In his letter, Johnson explicitly forbade his diocese from “hosting, holding or celebrating Christian seders.”

“In our own time, the proliferation of Christian Seders on Maundy Thursday has taken root in parts of Christianity,” Johnson wrote, referring to the Thursday before Easter, which falls this year on April 6 and commemorates Jesus’ Last Supper. “Christians celebrating their own Haggadah outside of Jewish practice is deeply problematic and is supersessionism in its theological view. Christian communities hosting Seders is additionally problematic because it contributes to the objectification of our Jewish neighbors.”

Christian seders are linked with the popular notion that the Last Supper was itself a seder, a belief that scholars have disputed because the seder as we know it was developed decades after Jesus’ death. “To put it bluntly, Jesus certainly celebrated Passover, but neither he nor his disciples ever attended a Seder, any more than they drove a car or used a cell phone,” wrote Rabbis Yehiel Poupko and David Sandmel in Christianity Today in 2017.

Last year, Bishop Jennifer Reddall of the Episcopal Diocese of Arizona echoed that idea when she also warned against holding Christian seders.

“Jesus did not eat matzah ball soup or gefilte fish, sing Dayenu, or say ‘next year in Jerusalem,’’’ Reddall said. “For Jesus, the seder would have consisted of a lamb sacrificed in the Temple and eaten in Jerusalem, not a brisket cooked in Nashville.”

Photos of Christian seders on social media show elements that would be out of place at a traditional Jewish seder, such as bread or Christian symbols such as the cross. Such seders are also held by Messianic Jews – a movement that believes in the divinity of Jesus, often has ties with explicitly Christian organizations and is roundly considered non-Jewish by actual Jewish groups.

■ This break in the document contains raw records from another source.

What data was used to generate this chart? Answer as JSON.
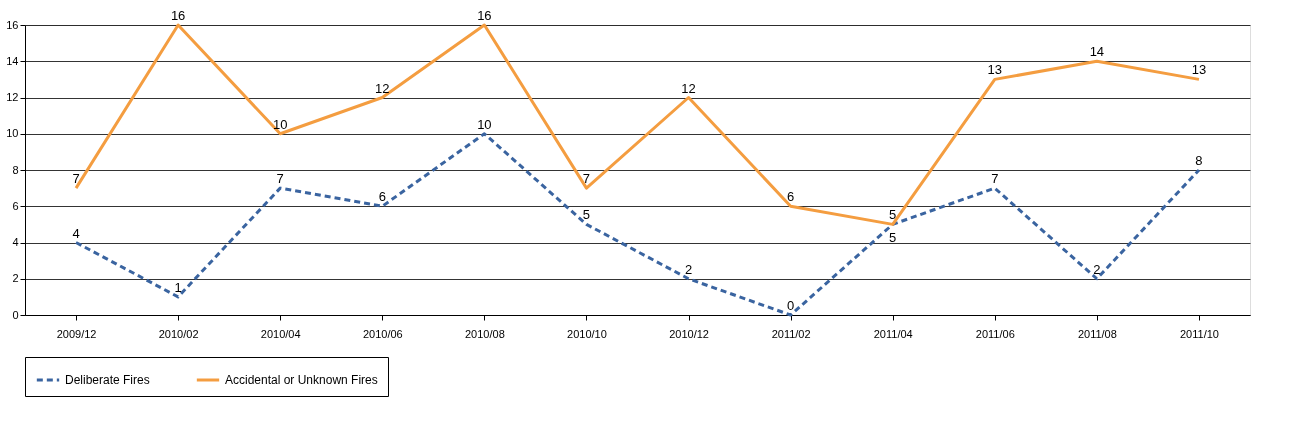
{
  "chart_data": {
    "type": "line",
    "categories": [
      "2009/12",
      "2010/02",
      "2010/04",
      "2010/06",
      "2010/08",
      "2010/10",
      "2010/12",
      "2011/02",
      "2011/04",
      "2011/06",
      "2011/08",
      "2011/10"
    ],
    "series": [
      {
        "name": "Deliberate Fires",
        "color": "#3a64a0",
        "line_style": "dashed",
        "values": [
          4,
          1,
          7,
          6,
          10,
          5,
          2,
          0,
          5,
          7,
          2,
          8
        ]
      },
      {
        "name": "Accidental or Unknown Fires",
        "color": "#f49d40",
        "line_style": "solid",
        "values": [
          7,
          16,
          10,
          12,
          16,
          7,
          12,
          6,
          5,
          13,
          14,
          13
        ]
      }
    ],
    "ylim": [
      0,
      16
    ],
    "yticks": [
      0,
      2,
      4,
      6,
      8,
      10,
      12,
      14,
      16
    ],
    "grid": "y",
    "legend": "bottom",
    "data_labels": true,
    "marker": "none"
  }
}
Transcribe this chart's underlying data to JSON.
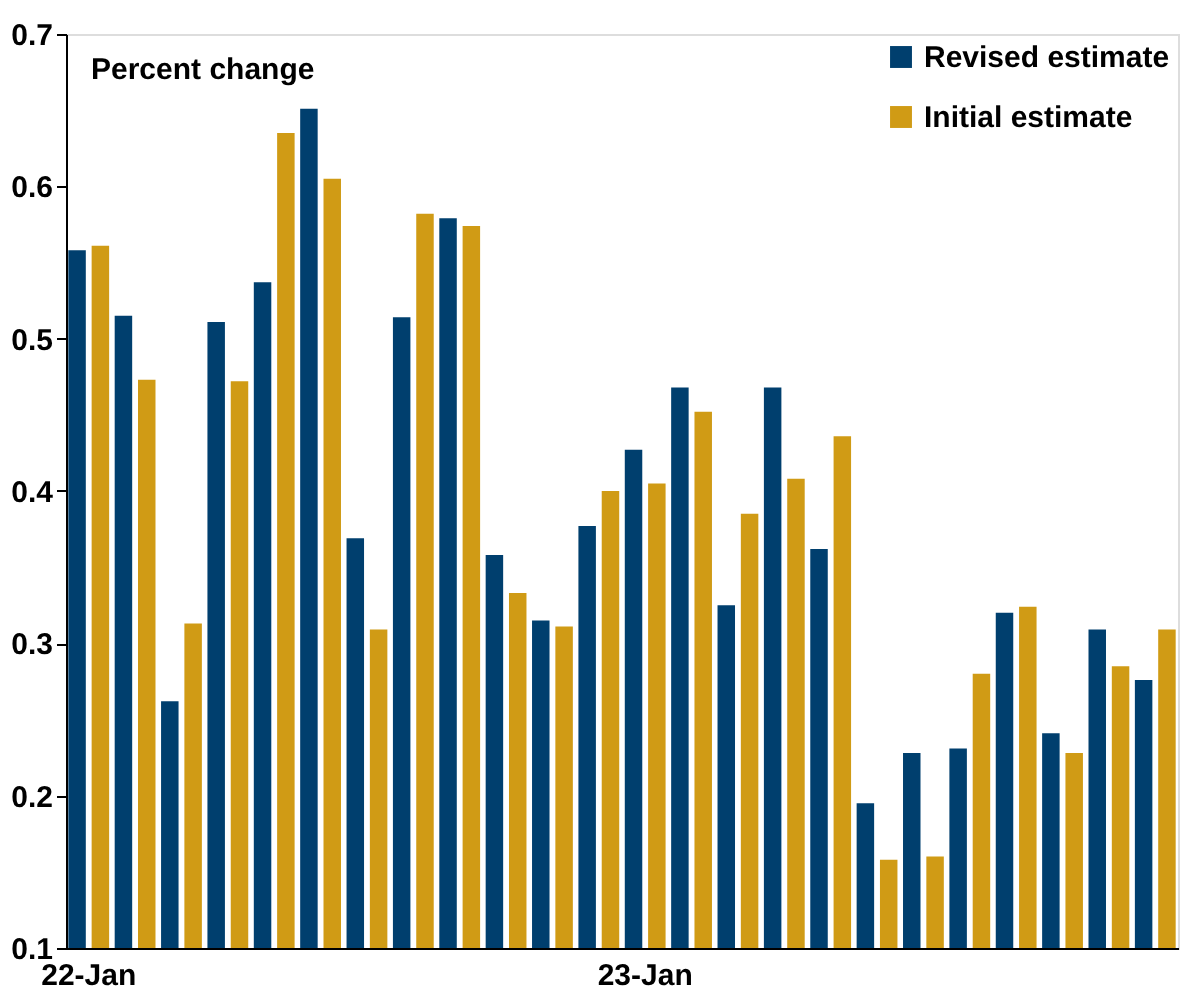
{
  "chart_data": {
    "type": "bar",
    "ylabel": "Percent change",
    "categories": [
      "22-Jan",
      null,
      null,
      null,
      null,
      null,
      null,
      null,
      null,
      null,
      null,
      null,
      "23-Jan",
      null,
      null,
      null,
      null,
      null,
      null,
      null,
      null,
      null,
      null,
      null
    ],
    "series": [
      {
        "name": "Revised estimate",
        "color": "#003f6e",
        "values": [
          0.558,
          0.515,
          0.262,
          0.511,
          0.537,
          0.651,
          0.369,
          0.514,
          0.579,
          0.358,
          0.315,
          0.377,
          0.427,
          0.468,
          0.325,
          0.468,
          0.362,
          0.195,
          0.228,
          0.231,
          0.32,
          0.241,
          0.309,
          0.276
        ]
      },
      {
        "name": "Initial estimate",
        "color": "#d09b15",
        "values": [
          0.561,
          0.473,
          0.313,
          0.472,
          0.635,
          0.605,
          0.309,
          0.582,
          0.574,
          0.333,
          0.311,
          0.4,
          0.405,
          0.452,
          0.385,
          0.408,
          0.436,
          0.158,
          0.16,
          0.28,
          0.324,
          0.228,
          0.285,
          0.309
        ]
      }
    ],
    "ylim": [
      0.1,
      0.7
    ],
    "yticks": [
      0.1,
      0.2,
      0.3,
      0.4,
      0.5,
      0.6,
      0.7
    ],
    "grid": false,
    "legend": "top right"
  }
}
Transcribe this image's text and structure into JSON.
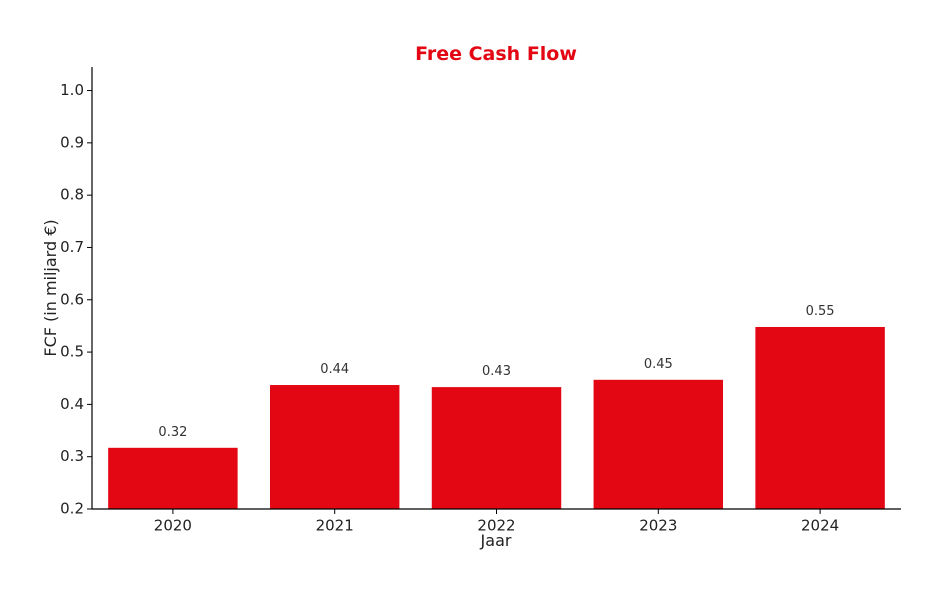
{
  "chart_data": {
    "type": "bar",
    "title": "Free Cash Flow",
    "xlabel": "Jaar",
    "ylabel": "FCF (in miljard €)",
    "categories": [
      "2020",
      "2021",
      "2022",
      "2023",
      "2024"
    ],
    "values": [
      0.317,
      0.437,
      0.433,
      0.447,
      0.548
    ],
    "data_labels": [
      "0.32",
      "0.44",
      "0.43",
      "0.45",
      "0.55"
    ],
    "ylim": [
      0.2,
      1.045
    ],
    "yticks": [
      0.2,
      0.3,
      0.4,
      0.5,
      0.6,
      0.7,
      0.8,
      0.9,
      1.0
    ],
    "ytick_labels": [
      "0.2",
      "0.3",
      "0.4",
      "0.5",
      "0.6",
      "0.7",
      "0.8",
      "0.9",
      "1.0"
    ],
    "grid": false,
    "colors": {
      "bar": "#e30613",
      "title": "#e30613",
      "axis": "#000000"
    }
  }
}
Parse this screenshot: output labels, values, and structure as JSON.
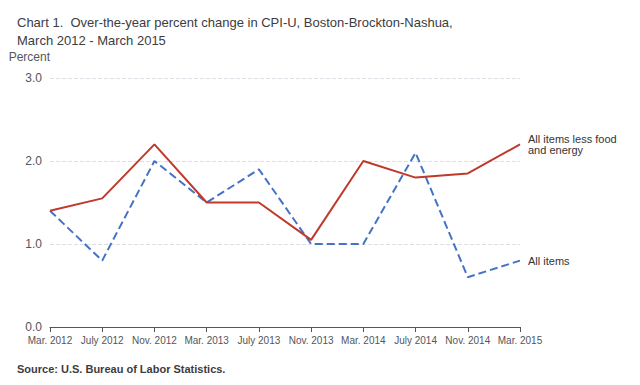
{
  "chart_data": {
    "type": "line",
    "title": "Chart 1.  Over-the-year percent change in CPI-U, Boston-Brockton-Nashua,\nMarch 2012 - March 2015",
    "ylabel": "Percent",
    "source": "Source: U.S. Bureau of Labor Statistics.",
    "categories": [
      "Mar. 2012",
      "July 2012",
      "Nov. 2012",
      "Mar. 2013",
      "July 2013",
      "Nov. 2013",
      "Mar. 2014",
      "July 2014",
      "Nov. 2014",
      "Mar. 2015"
    ],
    "series": [
      {
        "name": "All items",
        "color": "#4472c4",
        "line_style": "dashed",
        "values": [
          1.4,
          0.8,
          2.0,
          1.5,
          1.9,
          1.0,
          1.0,
          2.1,
          0.6,
          0.8
        ]
      },
      {
        "name": "All items less food and energy",
        "color": "#c0392b",
        "line_style": "solid",
        "values": [
          1.4,
          1.55,
          2.2,
          1.5,
          1.5,
          1.05,
          2.0,
          1.8,
          1.85,
          2.2
        ]
      }
    ],
    "ylim": [
      0.0,
      3.0
    ],
    "yticks": [
      {
        "value": 0,
        "label": "0.0"
      },
      {
        "value": 1,
        "label": "1.0"
      },
      {
        "value": 2,
        "label": "2.0"
      },
      {
        "value": 3,
        "label": "3.0"
      }
    ],
    "grid": true
  }
}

Those posts have sparked backlash from Jews who describe them as an affront. In a viral Facebook post written last year, Talia Liben Yarmush wrote that Christians should feel welcome to attend seders hosted by Jews, but that hosting a Christian seder “is an awful thing to do.”

“Please don’t do it,” Yarmush wrote, “You have your own holidays. You have rich and beautiful traditions. I promise to respect them. Please reciprocate.”